Come, don't be that way, Brother Ant,
Have pity on the cricket!
Is it his fault,
That he sang the summer away?

Muzaffer Tayyip Uslu

Before Shanghai became the city it is today, it was filled with the sound of crickets from August to November. In the nested neighborhoods with narrow streets, small buildings, fields, and meadows, they found plenty of food. "The best crickets," Hugh Raffles writes in his wonderful book Insectopedia, "come not from the harshest soils but from the most nourishing: their characteristic physical powers are a result of their early nutrition."1 But over the past 20 years, as skyscrapers sprouted like mushrooms all across Shanghai, the meadows have disappeared, and with them the crickets.

Cricket keeping has been considered a tasteful hobby in China and Japan for centuries. The singing pets were—and still are—kept in small bamboo cages, gourds, or Bakelite or ceramic containers. Specially suited crickets were also set out to fight against one another. Connoisseurs rhapsodize about the five virtues of crickets: their courage and their perseverance, their fidelity, sobriety, and modesty when they lose. Crickets thus symbolize basic moral values that are rich in tradition. For the keepers, the crickets are beloved: they want them to be happy. "Training," according to Hugh Raffles, "is a matter of nutrition, hygiene, medicine, physical therapy, and psychology."2

Cricket fights in China are a national pastime among men, and there is a great deal of money at stake. On the one hand, male crickets compete against one another. On the other hand, it is usually men who raise and care for the crickets with special food, place bets on them, and cheer them on in the audience. While at full moon, the whole family can gather to try to find the right insects in the meadows, and there are women involved in the cricket trade, cricket-fighting is ultimately a sport for men. By way of the crickets, people, or more precisely, men, forge friendships. In the meantime somewhat out of fashion, every year thousands continue to pour into the markets in Shanghai and other cities to sell or buy crickets, and individual crickets can bring in sums of up to 1,500 euros. Since crickets only lead a short life, and are only ready for reproduction or sex and fighting tournaments after seventh molt, the keepers have to buy new ones over and over, or, if they are still available, try to find them in meadows.

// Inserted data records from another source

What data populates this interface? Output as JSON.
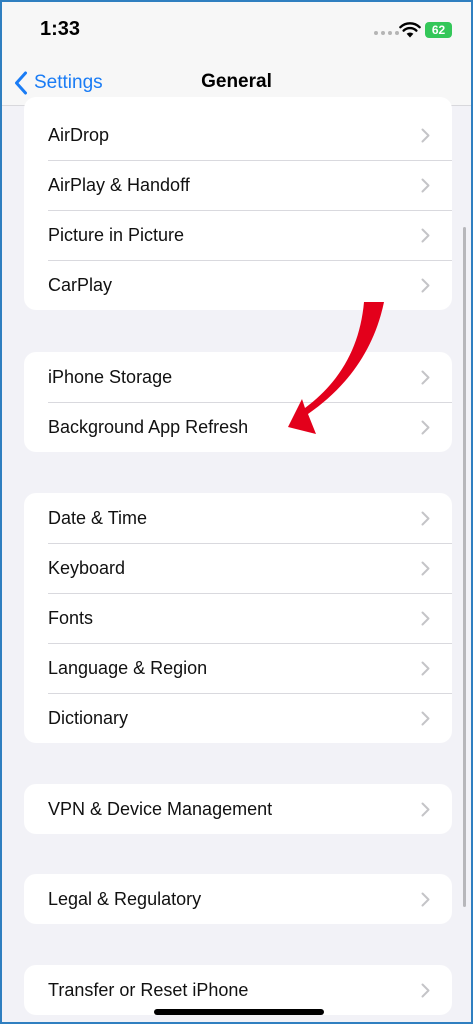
{
  "status_bar": {
    "time": "1:33",
    "battery_level": "62",
    "wifi_icon": "wifi-icon",
    "battery_color": "#34c759"
  },
  "nav": {
    "back_label": "Settings",
    "title": "General",
    "accent_color": "#1a7cf5"
  },
  "groups": [
    {
      "items": [
        "AirDrop",
        "AirPlay & Handoff",
        "Picture in Picture",
        "CarPlay"
      ]
    },
    {
      "items": [
        "iPhone Storage",
        "Background App Refresh"
      ]
    },
    {
      "items": [
        "Date & Time",
        "Keyboard",
        "Fonts",
        "Language & Region",
        "Dictionary"
      ]
    },
    {
      "items": [
        "VPN & Device Management"
      ]
    },
    {
      "items": [
        "Legal & Regulatory"
      ]
    },
    {
      "items": [
        "Transfer or Reset iPhone"
      ]
    }
  ],
  "annotation": {
    "arrow_color": "#e3001b",
    "points_to": "Background App Refresh"
  }
}
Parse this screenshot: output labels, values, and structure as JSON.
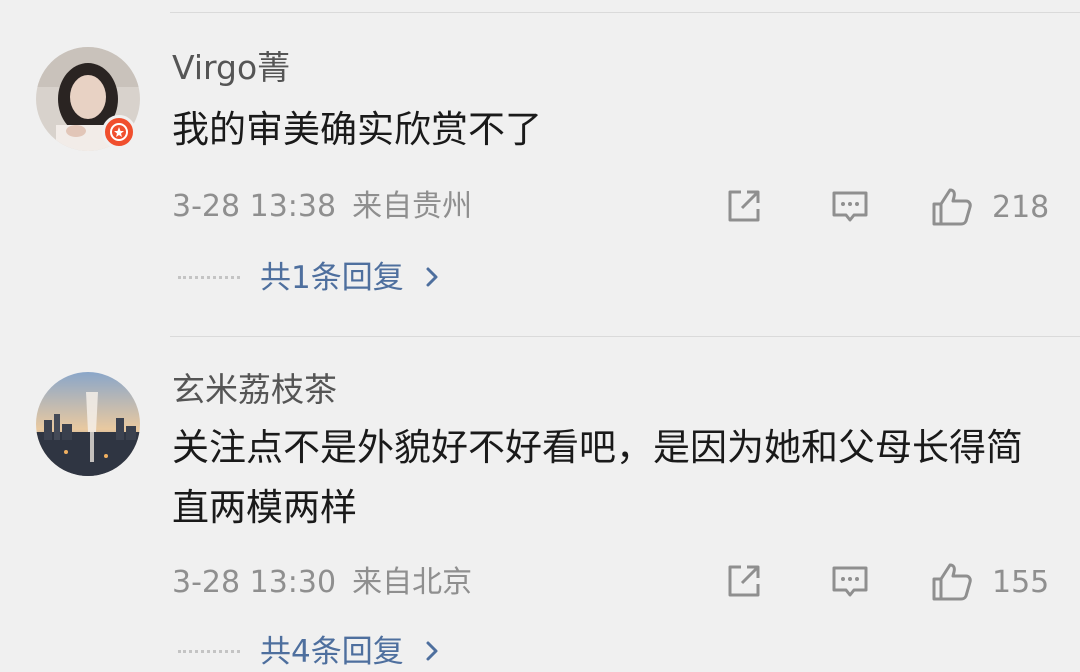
{
  "comments": [
    {
      "username": "Virgo菁",
      "text": "我的审美确实欣赏不了",
      "timestamp": "3-28 13:38",
      "location": "来自贵州",
      "likes": "218",
      "replies_label": "共1条回复",
      "avatar_badge_color": "#f04f2e"
    },
    {
      "username": "玄米荔枝茶",
      "text": "关注点不是外貌好不好看吧，是因为她和父母长得简直两模两样",
      "timestamp": "3-28 13:30",
      "location": "来自北京",
      "likes": "155",
      "replies_label": "共4条回复"
    }
  ],
  "icons": {
    "share": "share-icon",
    "reply": "comment-icon",
    "like": "thumbs-up-icon",
    "chevron": "chevron-right-icon"
  },
  "colors": {
    "link": "#4e6f9e",
    "meta": "#8f8f8f",
    "text": "#1a1a1a"
  }
}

At the actual fights, the audience stands or sits around small arenas, small porcelain containers, for example. Each male cricket can only consider a second male in such narrow confines as competition for room and possible mating and will want to drive away the rival. The true character of a fighting cricket is only revealed in competition. To make the crickets even more aggressive, the keepers give the crickets female crickets to mate with before the confrontation—sex stimulates the desire to fight—and stimulate their feelers with sticks, hair-fine brushes, blades of grass or cat whiskers.

In contrast to dogfights, it is the rare exception for cricket fights to end fatally for the loser, who withdraws after losing a fight and, now worthless for addition competition, is first tossed in a plastic bucket and then freed in nature. The winner, in contrast, begins to loudly chirp after the battle. It is the triumph song of the strongest who has driven his rival from the field; his market value rises with each additional victory.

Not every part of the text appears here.